Di Lee Gyu-lee (The Korea Times)
Marzo 2024
traduzione di Simodreams
L’attore Ahn Bo-hyun ha attraversato un processo mentale e fisico impegnativo per creare Jin I-soo, il personaggio del detective divertente e immaturo ma affascinante, nella sua ultima serie “Flex X Cop”, il cui finale è andato in onda sabato scorso.
Tratta dalla serie russa del 2014 “Silver Spoon”, la comedy-action ruota attorno a Jin (Ahn), un giovane nato nell’agiatezza, che si concede i piaceri della vita grazie alla ricchezza della sua famiglia. Tuttavia, la sua esistenza spensierata viene sconvolta da un incidente inaspettato, che lo spinge nel mondo delle forze dell’ordine e lo fa entrare in una squadra omicidi come detective.
Sotto la guida del suo capo squadra, il detective workaholic Lee Gang-hyun (Park Ji-hyun), Jin “sfrutta” la sua ricchezza e le sue conoscenze per catturare i criminali.

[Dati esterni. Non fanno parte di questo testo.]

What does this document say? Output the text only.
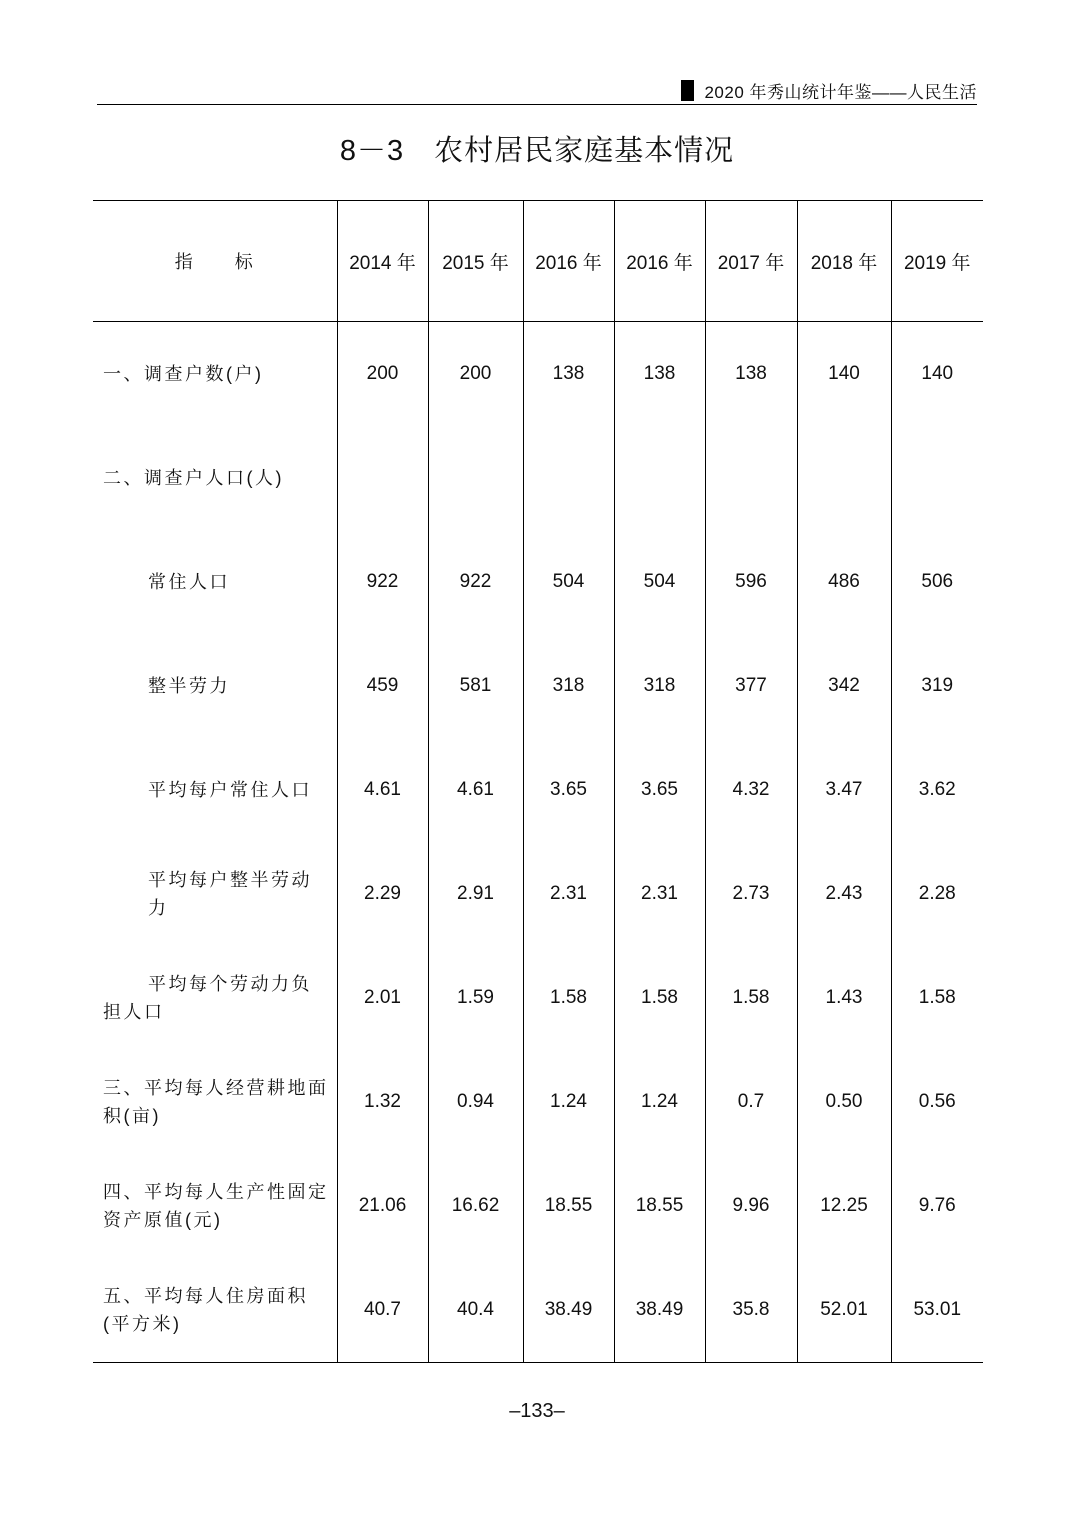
2020 年秀山统计年鉴——人民生活
8－3　农村居民家庭基本情况
指　　标	2014 年	2015 年	2016 年	2016 年	2017 年	2018 年	2019 年
一、调查户数(户)	200	200	138	138	138	140	140
二、调查户人口(人)							
常住人口	922	922	504	504	596	486	506
整半劳力	459	581	318	318	377	342	319
平均每户常住人口	4.61	4.61	3.65	3.65	4.32	3.47	3.62
平均每户整半劳动力	2.29	2.91	2.31	2.31	2.73	2.43	2.28
平均每个劳动力负担人口	2.01	1.59	1.58	1.58	1.58	1.43	1.58
三、平均每人经营耕地面积(亩)	1.32	0.94	1.24	1.24	0.7	0.50	0.56
四、平均每人生产性固定资产原值(元)	21.06	16.62	18.55	18.55	9.96	12.25	9.76
五、平均每人住房面积(平方米)	40.7	40.4	38.49	38.49	35.8	52.01	53.01
–133–
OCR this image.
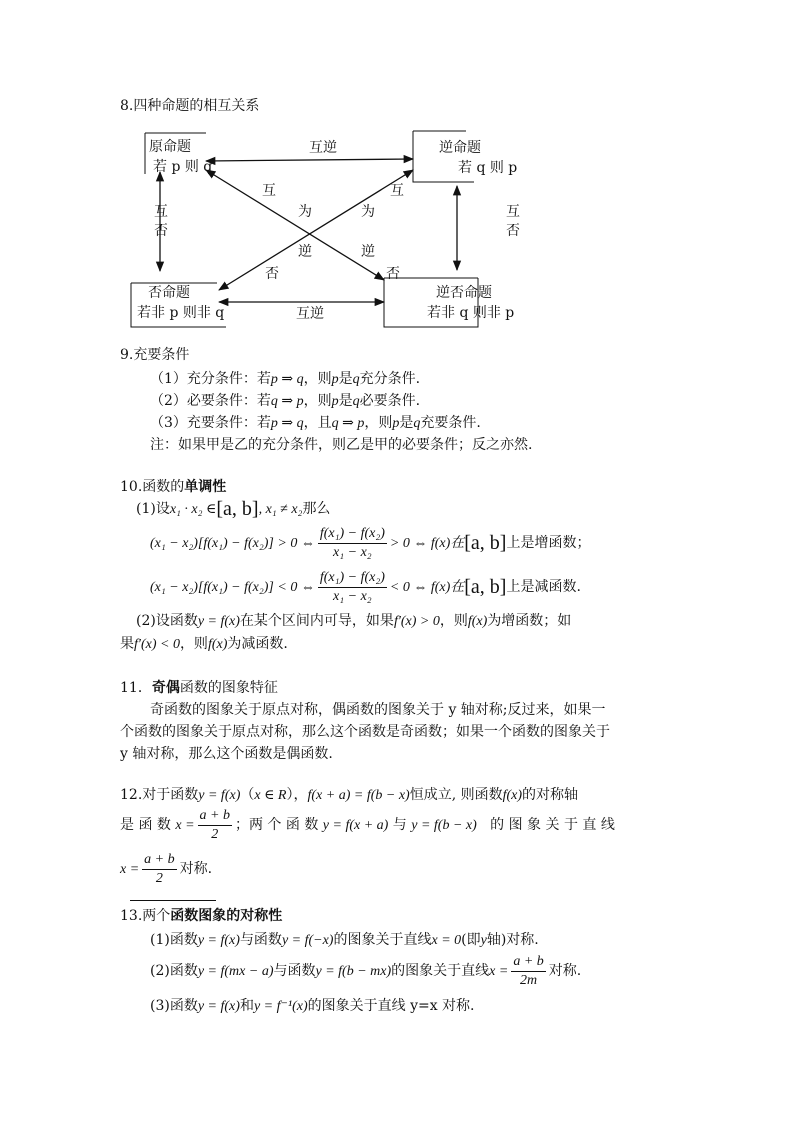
8.四种命题的相互关系
原命题
若 p 则 q
逆命题
若 q 则 p
否命题
若非 p 则非 q
逆否命题
若非 q 则非 p
互逆
互逆
互
否
互
否
互
为
逆
否
互
为
逆
否
9.充要条件
（1）充分条件：若p ⇒ q，则p是q充分条件.
（2）必要条件：若q ⇒ p，则p是q必要条件.
（3）充要条件：若p ⇒ q，且q ⇒ p，则p是q充要条件.
注：如果甲是乙的充分条件，则乙是甲的必要条件；反之亦然.
10.函数的单调性
(1)设x₁ · x₂ ∈[a, b], x₁ ≠ x₂那么
(x₁ − x₂)[f(x₁) − f(x₂)] > 0 ⇔ $\frac{\text{f(x₁) − f(x₂)}}{\text{x₁ − x₂}} > 0$ ⇔ f(x)在[a, b]上是增函数；
(x₁ − x₂)[f(x₁) − f(x₂)] < 0 ⇔ $\frac{\text{f(x₁) − f(x₂)}}{\text{x₁ − x₂}} < 0$ ⇔ f(x)在[a, b]上是减函数.
(2)设函数y = f(x)在某个区间内可导，如果f′(x) > 0，则f(x)为增函数；如
果f′(x) < 0，则f(x)为减函数.
11．奇偶函数的图象特征
奇函数的图象关于原点对称，偶函数的图象关于 y 轴对称;反过来，如果一
个函数的图象关于原点对称，那么这个函数是奇函数；如果一个函数的图象关于
y 轴对称，那么这个函数是偶函数.
12.对于函数y = f(x)（x ∈ R），f(x + a) = f(b − x)恒成立, 则函数f(x)的对称轴
是 函 数 $x = \frac{a + b}{2}$ ；两 个 函 数 y = f(x + a) 与 y = f(b − x) 的 图 象 关 于 直 线
$x = \frac{a + b}{2}$ 对称.
13.两个函数图象的对称性
(1)函数y = f(x)与函数y = f(−x)的图象关于直线x = 0(即y轴)对称.
(2)函数y = f(mx − a)与函数y = f(b − mx)的图象关于直线$x = \frac{a + b}{2m}$ 对称.
(3)函数y = f(x)和y = f⁻¹(x)的图象关于直线 y=x 对称.
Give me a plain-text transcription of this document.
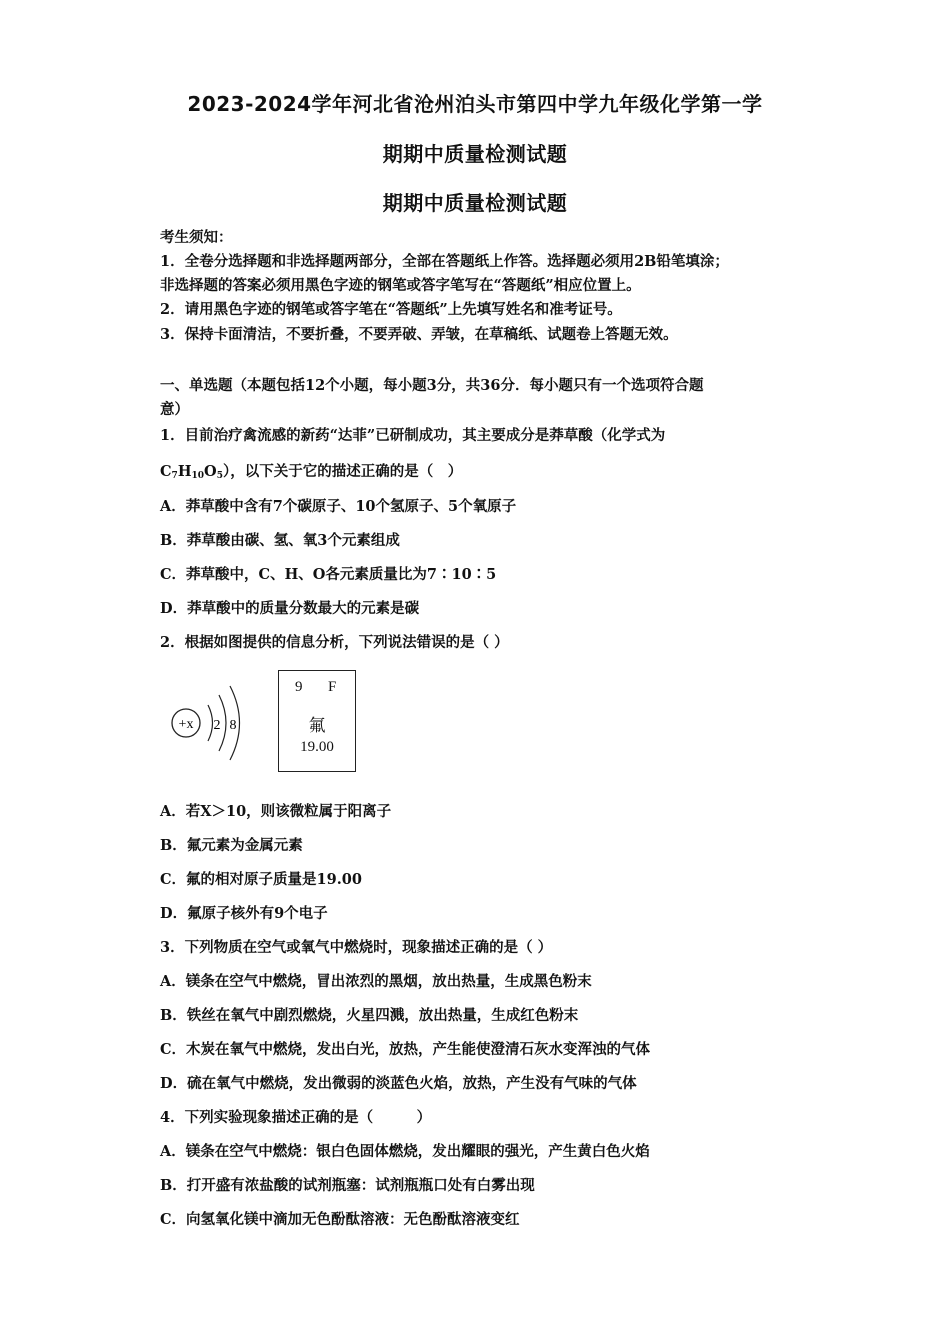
2023-2024学年河北省沧州泊头市第四中学九年级化学第一学
期期中质量检测试题
期期中质量检测试题
考生须知：
1．全卷分选择题和非选择题两部分，全部在答题纸上作答。选择题必须用2B铅笔填涂；
非选择题的答案必须用黑色字迹的钢笔或答字笔写在“答题纸”相应位置上。
2．请用黑色字迹的钢笔或答字笔在“答题纸”上先填写姓名和准考证号。
3．保持卡面清洁，不要折叠，不要弄破、弄皱，在草稿纸、试题卷上答题无效。
一、单选题（本题包括12个小题，每小题3分，共36分．每小题只有一个选项符合题
意）
1．目前治疗禽流感的新药“达菲”已研制成功，其主要成分是莽草酸（化学式为
$C_7H_{10}O_5$），以下关于它的描述正确的是（　）
A．莽草酸中含有7个碳原子、10个氢原子、5个氧原子
B．莽草酸由碳、氢、氧3个元素组成
C．莽草酸中，C、H、O各元素质量比为7∶10∶5
D．莽草酸中的质量分数最大的元素是碳
2．根据如图提供的信息分析，下列说法错误的是（ ）
+x 2 8
9 F
氟
19.00
A．若X＞10，则该微粒属于阳离子
B．氟元素为金属元素
C．氟的相对原子质量是19.00
D．氟原子核外有9个电子
3．下列物质在空气或氧气中燃烧时，现象描述正确的是（ ）
A．镁条在空气中燃烧，冒出浓烈的黑烟，放出热量，生成黑色粉末
B．铁丝在氧气中剧烈燃烧，火星四溅，放出热量，生成红色粉末
C．木炭在氧气中燃烧，发出白光，放热，产生能使澄清石灰水变浑浊的气体
D．硫在氧气中燃烧，发出微弱的淡蓝色火焰，放热，产生没有气味的气体
4．下列实验现象描述正确的是（　　　）
A．镁条在空气中燃烧：银白色固体燃烧，发出耀眼的强光，产生黄白色火焰
B．打开盛有浓盐酸的试剂瓶塞：试剂瓶瓶口处有白雾出现
C．向氢氧化镁中滴加无色酚酞溶液：无色酚酞溶液变红
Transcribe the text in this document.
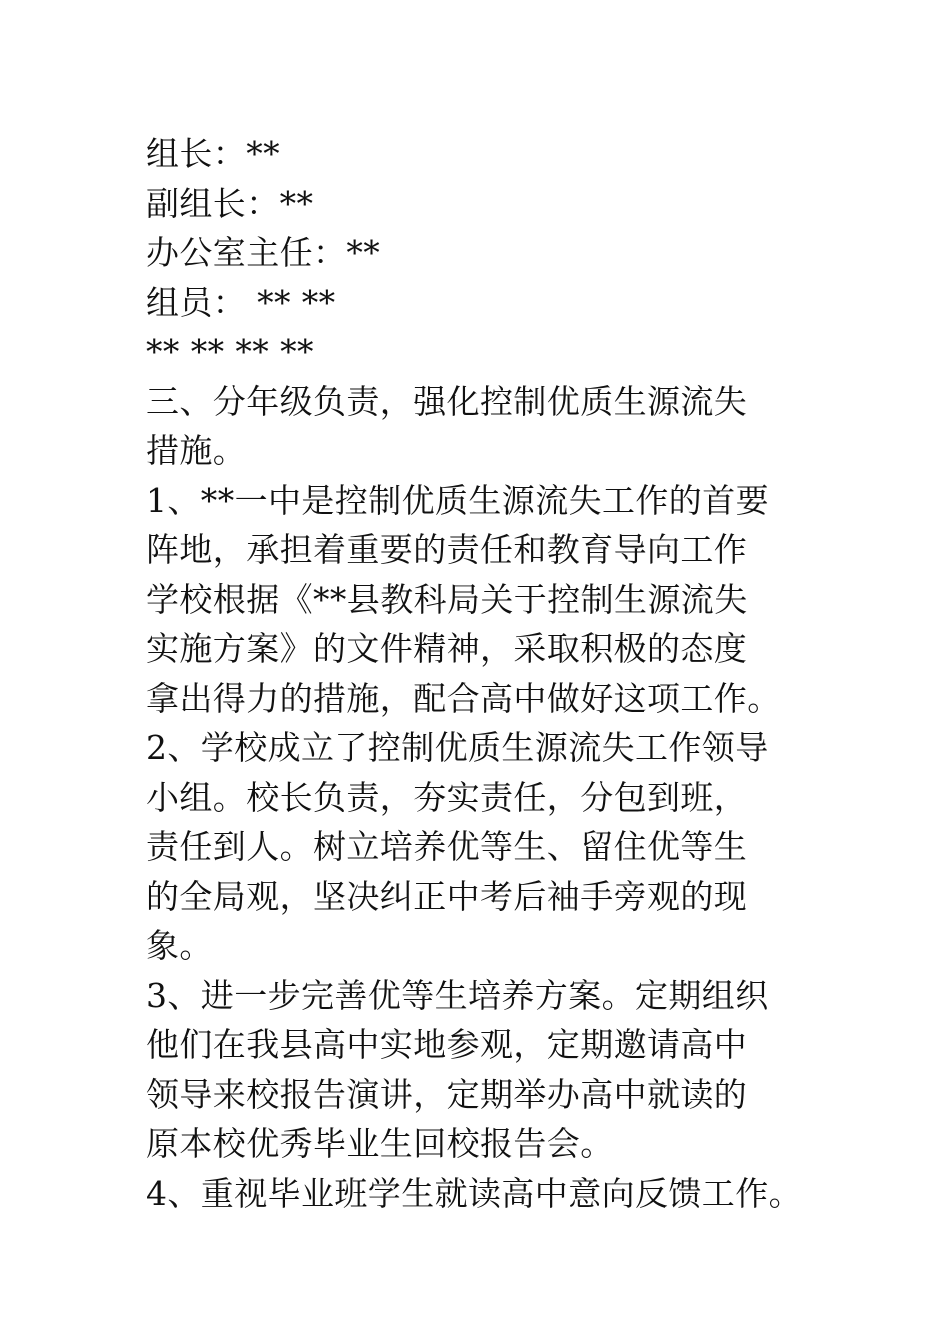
组长：**
副组长：**
办公室主任：**
组员： ** **
** ** ** **
三、分年级负责，强化控制优质生源流失
措施。
1、**一中是控制优质生源流失工作的首要
阵地，承担着重要的责任和教育导向工作
学校根据《**县教科局关于控制生源流失
实施方案》的文件精神，采取积极的态度
拿出得力的措施，配合高中做好这项工作。
2、学校成立了控制优质生源流失工作领导
小组。校长负责，夯实责任，分包到班，
责任到人。树立培养优等生、留住优等生
的全局观，坚决纠正中考后袖手旁观的现
象。
3、进一步完善优等生培养方案。定期组织
他们在我县高中实地参观，定期邀请高中
领导来校报告演讲，定期举办高中就读的
原本校优秀毕业生回校报告会。
4、重视毕业班学生就读高中意向反馈工作。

Per questo drama Ahn si è riunito con Kim Ba-da, l’acclamata scrittrice della serie Netflix “My Name”.
“Stavamo festeggiando i due anni di “My Name” e all’epoca la scrittrice mi disse che mi avrebbe mandato una sceneggiatura, quella di “Flex X Cop”. Mentre ci lavoravo, continuavo a chiedermi, un po’ preoccupato, cosa lei vedesse in me del personaggio che mi aveva proposto”, ha detto Ahn durante un’intervista al The Korea Times in un caffè nel distretto di Gangnam, il 19 marzo.
“Leggendo la sceneggiatura, ho pensato che il personaggio potesse essere molto polarizzante. Jin ha l’arroganza pungente e la personalità snob di un chaebol… Ma nonostante si comporti in modo molto ruvido e antipatico, nel profondo è davvero empatico. Non è solo pieno di sé, forse le persone possono percepire che ci può essere gentilezza all’interno di questo ritratto antipatico”.
Un aspetto importante per dare vita a Jin è stata la realizzazione del suo stile, in particolare la sua caratteristica acconciatura lucida all’indietro, e Ahn si è impegnato a fondo per creare il personaggio “chaebol giocoso e allo stesso tempo di basso profilo”.
“Per tre giorni ho fatto vari esperimenti, tagliando e sistemando i capelli, concentrandomi su quale look potesse sembrare davvero snob. Sentivo che era molto importante (per il personaggio) avere quel tipo di visual”, ha detto.
“Anche per quanto riguarda l’abbigliamento, non ho optato per un look elegante e raffinato dei tipici completi a tre pezzi. Ho scelto invece un’atmosfera un po’ pacchiana, pensando che potesse rendere il personaggio da un lato più sgradevole e dall’altro più vivace. Così ho fatto fare i vestiti su misura”.
Ahn ha consumato innumerevoli flaconi di gel per la sua acconciatura e ha dovuto lavarsi i capelli più volte al giorno durante le riprese.
“Dato che si tratta di più di una semplice acconciatura all’indietro, ero costretto a ritoccare i capelli circa tre o quattro volte al giorno. Dal quinto episodio è diventato estenuante e ho avuto la sensazione che qualcosa non andasse”, ha detto. “Dedicavo circa un’ora e 40 minuti a fare trucco e parrucco, e mi sentivo come se stessi partecipando a una sessione di makeup con effetti speciali per il mio personaggio”.
La serie, diretta da Kim Jae-hong, che ha co-diretto il mystery “Revenant” del 2023, è stata rinnovata per una seconda stagione.
L’attore ha ricordato il momento in cui ha parlato di una possibile seconda stagione con la troupe della produzione e i co-protagonisti.
“Quando siamo andati in viaggio insieme durante le riprese, abbiamo parlato di come ci sarebbe piaciuto fare una seconda stagione con gli stessi membri. E’ stato bello sentire che stavano parlando della prossima stagione”, ha detto. “Ho girato più stagioni anche di ‘Yumi’s Cells’, ma questa volta mi è sembrato un po’ diverso, mi sento molto grato”.